What Shaila Dewan (the author of this piece) - and maybe the mayor of Oklahoma City, too - doesn't seem to take into account is that in the novel, this "flight," this move "in search of a better life," is compelled - unless you wanted to live like Muley, a character as stubborn as the animal he shares a name with, you fled because the bank made you. Sure, there were aspirations of plentiful work, delicious fruit to harvest and eat, and houses with white fences in the promised land of California, but the dream of those aspirations was necessitated because of real distress, actual limited material conditions. After all, without a tractor plowing into your house, you wouldn't have to fantasize about a new one.
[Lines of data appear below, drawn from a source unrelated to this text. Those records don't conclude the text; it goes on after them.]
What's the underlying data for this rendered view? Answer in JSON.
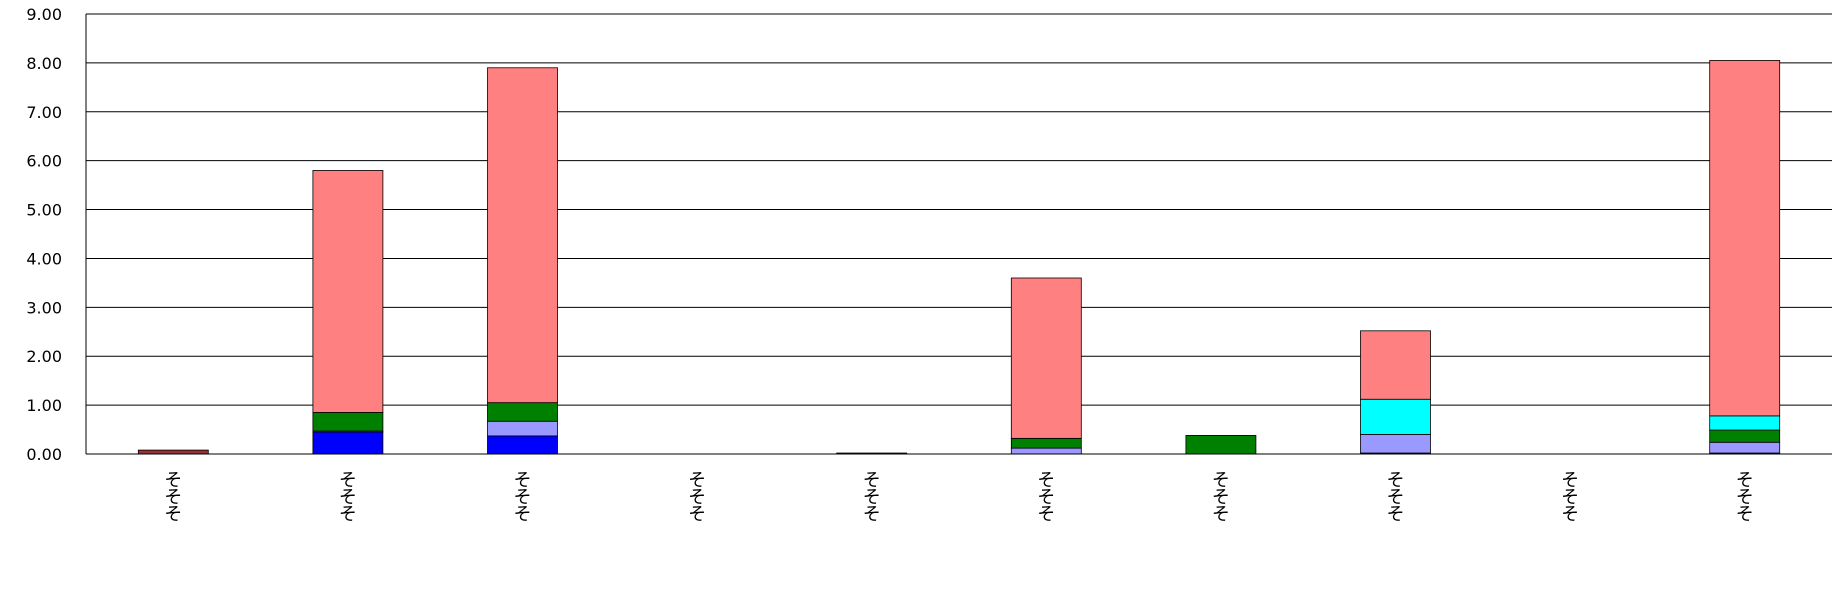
{
  "chart_data": {
    "type": "bar",
    "stacked": true,
    "title": "",
    "xlabel": "",
    "ylabel": "",
    "ylim": [
      0,
      9
    ],
    "yticks": [
      "0.00",
      "1.00",
      "2.00",
      "3.00",
      "4.00",
      "5.00",
      "6.00",
      "7.00",
      "8.00",
      "9.00"
    ],
    "grid": true,
    "legend": "none",
    "categories": [
      "そそそ",
      "そそそ",
      "そそそ",
      "そそそ",
      "そそそ",
      "そそそ",
      "そそそ",
      "そそそ",
      "そそそ",
      "そそそ"
    ],
    "series": [
      {
        "color": "#0000ff",
        "values": [
          0,
          0.45,
          0.37,
          0,
          0,
          0,
          0,
          0.02,
          0,
          0.02
        ]
      },
      {
        "color": "#9999ff",
        "values": [
          0,
          0.02,
          0.3,
          0,
          0,
          0.12,
          0,
          0.38,
          0,
          0.22
        ]
      },
      {
        "color": "#008000",
        "values": [
          0,
          0.38,
          0.38,
          0,
          0.02,
          0.2,
          0.38,
          0,
          0,
          0.25
        ]
      },
      {
        "color": "#00ffff",
        "values": [
          0,
          0,
          0,
          0,
          0,
          0,
          0,
          0.72,
          0,
          0.29
        ]
      },
      {
        "color": "#ff8080",
        "values": [
          0,
          4.95,
          6.85,
          0,
          0,
          3.28,
          0,
          1.4,
          0,
          7.27
        ]
      },
      {
        "color": "#993333",
        "values": [
          0.08,
          0,
          0,
          0,
          0,
          0,
          0,
          0,
          0,
          0
        ]
      }
    ]
  }
}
Similar echoes are heard in Dewan's interviews with people who have moved to Oklahoma: a woman who left Portland, OR, because "the beach isn't going to pay my rent"; a man who "had given up on the idea of home ownership in Seattle." It may not be as dire as the Dust Bowl, but it's not as innocuous as a simple "search" for a better life, either.
I don't mean to pounce on the wording in this piece; I know that the article's point is not to discuss The Grapes of Wrath. But how we distill stories matters and the NYT knows this from, to cite just one example, covering one school's teaching of The Great Gatsby and the reactions that followed. And I do think that beyond a mayor's perhaps playful dissing and boosterism, there's a fuller story to be told about the characters who left Oklahoma in the '30s and the ones who head there today.